BRIEF DRIER MIDWEST TREND
The DTN ag weather forecast calls for dry conditions and variable temperatures across the Midwest during the next five days. A new round of rain and snow is indicated in the six-to-10-day time frame. Saturated soils and flooding concerns are widespread ahead of the spring season.
MIXED SOUTHERN PLAINS OUTLOOK
In the Southern Plains, southwestern areas have prospects for rain and snow to offer some needed soil moisture during the next few days. An active pattern in the next week has the potential to bring significant rain and snow to the region.
VARIABLE NORTHERN PLAINS PROSPECT
Northern Plains temperatures show a move toward more seasonal values after a very cold early week pattern. A return of colder conditions, along with the prospect of moderate to heavy snow, are indicated in the six-to-10-day time frame.
FAVORABLE BRAZIL HARVEST TREND
Across Brazil, periods of showers in central Brazil offer favorable moisture for second-crop corn, while bringing only minor delays to soybean harvest. Harvest progress is in line with average, and production estimates continue to point to a record crop in 2020. Southern and northeastern crop areas will be drier; however, little adverse impact to the total soybean crop size is expected.
USEFUL ARGENTINA MOISTURE
Argentina had moderate-to-heavy rain during the past weekend, providing favorable moisture for row crops.
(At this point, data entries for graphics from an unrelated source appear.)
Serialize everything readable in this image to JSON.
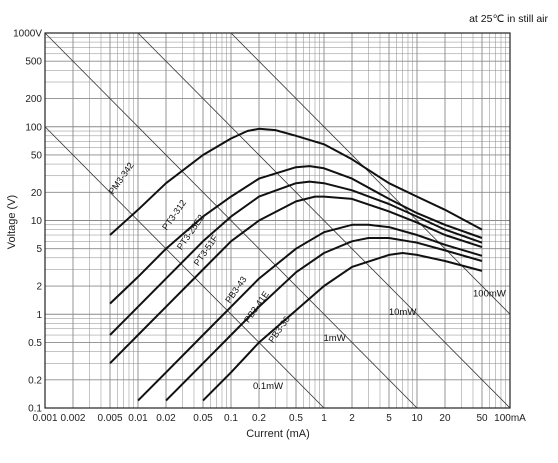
{
  "chart_data": {
    "type": "line",
    "note": "at 25℃ in still air",
    "xlabel": "Current (mA)",
    "ylabel": "Voltage (V)",
    "x_scale": "log",
    "y_scale": "log",
    "xlim": [
      0.001,
      100
    ],
    "ylim": [
      0.1,
      1000
    ],
    "grid": true,
    "x_tick_values": [
      0.001,
      0.002,
      0.005,
      0.01,
      0.02,
      0.05,
      0.1,
      0.2,
      0.5,
      1,
      2,
      5,
      10,
      20,
      50,
      100
    ],
    "x_tick_labels": [
      "0.001",
      "0.002",
      "0.005",
      "0.01",
      "0.02",
      "0.05",
      "0.1",
      "0.2",
      "0.5",
      "1",
      "2",
      "5",
      "10",
      "20",
      "50",
      "100mA"
    ],
    "y_tick_values": [
      0.1,
      0.2,
      0.5,
      1,
      2,
      5,
      10,
      20,
      50,
      100,
      200,
      500,
      1000
    ],
    "y_tick_labels": [
      "0.1",
      "0.2",
      "0.5",
      "1",
      "2",
      "5",
      "10",
      "20",
      "50",
      "100",
      "200",
      "500",
      "1000V"
    ],
    "series": [
      {
        "name": "PM3-342",
        "label_at": [
          0.007,
          27
        ],
        "points": [
          [
            0.005,
            7
          ],
          [
            0.01,
            13
          ],
          [
            0.02,
            25
          ],
          [
            0.05,
            50
          ],
          [
            0.1,
            75
          ],
          [
            0.15,
            90
          ],
          [
            0.2,
            95
          ],
          [
            0.3,
            92
          ],
          [
            0.5,
            80
          ],
          [
            1,
            65
          ],
          [
            2,
            45
          ],
          [
            5,
            25
          ],
          [
            10,
            18
          ],
          [
            20,
            13
          ],
          [
            50,
            8
          ]
        ]
      },
      {
        "name": "PT3-312",
        "label_at": [
          0.026,
          11
        ],
        "points": [
          [
            0.005,
            1.3
          ],
          [
            0.01,
            2.5
          ],
          [
            0.02,
            5
          ],
          [
            0.05,
            11
          ],
          [
            0.1,
            18
          ],
          [
            0.2,
            28
          ],
          [
            0.5,
            37
          ],
          [
            0.7,
            38
          ],
          [
            1,
            36
          ],
          [
            2,
            28
          ],
          [
            5,
            17
          ],
          [
            10,
            12
          ],
          [
            20,
            9
          ],
          [
            50,
            6.5
          ]
        ]
      },
      {
        "name": "PT3-25E2",
        "label_at": [
          0.039,
          7.2
        ],
        "points": [
          [
            0.005,
            0.6
          ],
          [
            0.01,
            1.2
          ],
          [
            0.02,
            2.4
          ],
          [
            0.05,
            6
          ],
          [
            0.1,
            11
          ],
          [
            0.2,
            18
          ],
          [
            0.5,
            25
          ],
          [
            0.7,
            26
          ],
          [
            1,
            25
          ],
          [
            2,
            21
          ],
          [
            5,
            15
          ],
          [
            10,
            11
          ],
          [
            20,
            8
          ],
          [
            50,
            5.8
          ]
        ]
      },
      {
        "name": "PT3-51F",
        "label_at": [
          0.057,
          4.6
        ],
        "points": [
          [
            0.005,
            0.3
          ],
          [
            0.01,
            0.6
          ],
          [
            0.02,
            1.2
          ],
          [
            0.05,
            3
          ],
          [
            0.1,
            6
          ],
          [
            0.2,
            10
          ],
          [
            0.5,
            16
          ],
          [
            0.8,
            18
          ],
          [
            1,
            18
          ],
          [
            2,
            17
          ],
          [
            5,
            12.5
          ],
          [
            10,
            9.5
          ],
          [
            20,
            7
          ],
          [
            50,
            5.2
          ]
        ]
      },
      {
        "name": "PB3-43",
        "label_at": [
          0.12,
          1.75
        ],
        "points": [
          [
            0.01,
            0.12
          ],
          [
            0.02,
            0.24
          ],
          [
            0.05,
            0.6
          ],
          [
            0.1,
            1.2
          ],
          [
            0.2,
            2.4
          ],
          [
            0.5,
            5
          ],
          [
            1,
            7.5
          ],
          [
            2,
            9
          ],
          [
            3,
            9
          ],
          [
            5,
            8.5
          ],
          [
            10,
            7
          ],
          [
            20,
            5.5
          ],
          [
            50,
            4.2
          ]
        ]
      },
      {
        "name": "PB3-41E",
        "label_at": [
          0.2,
          1.15
        ],
        "points": [
          [
            0.02,
            0.12
          ],
          [
            0.05,
            0.3
          ],
          [
            0.1,
            0.6
          ],
          [
            0.2,
            1.2
          ],
          [
            0.5,
            2.8
          ],
          [
            1,
            4.5
          ],
          [
            2,
            6
          ],
          [
            3,
            6.5
          ],
          [
            5,
            6.5
          ],
          [
            10,
            5.8
          ],
          [
            20,
            4.8
          ],
          [
            50,
            3.7
          ]
        ]
      },
      {
        "name": "PB3-36",
        "label_at": [
          0.35,
          0.66
        ],
        "points": [
          [
            0.05,
            0.12
          ],
          [
            0.1,
            0.24
          ],
          [
            0.2,
            0.5
          ],
          [
            0.5,
            1.1
          ],
          [
            1,
            2
          ],
          [
            2,
            3.2
          ],
          [
            5,
            4.3
          ],
          [
            7,
            4.5
          ],
          [
            10,
            4.3
          ],
          [
            20,
            3.7
          ],
          [
            50,
            2.9
          ]
        ]
      }
    ],
    "power_lines": [
      {
        "name": "100mW",
        "mw": 100,
        "label_at": [
          60,
          1.55
        ]
      },
      {
        "name": "10mW",
        "mw": 10,
        "label_at": [
          7,
          0.98
        ]
      },
      {
        "name": "1mW",
        "mw": 1,
        "label_at": [
          1.3,
          0.52
        ]
      },
      {
        "name": "0.1mW",
        "mw": 0.1,
        "label_at": [
          0.25,
          0.16
        ]
      }
    ],
    "colors": {
      "curve": "#111111",
      "grid": "#8a8a8a",
      "power_line": "#333333"
    }
  }
}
The pattern turns drier in the next week; however, temperatures will be below normal, thus limiting stress from the drier trend.
WARM AND DRY IN BLACK SEA REGION
Russia and Ukraine continue with above normal temperatures through the next 10 days. Soil moisture is in short supply in much of Ukraine.
MORE AUSTRALIA WHEAT DROUGHT DAMAGE
Historic drought in Australia has again reduced wheat crop prospects. Latest official estimates have the wheat crop declining to 15.5 million metric tons, the lowest in 12 years.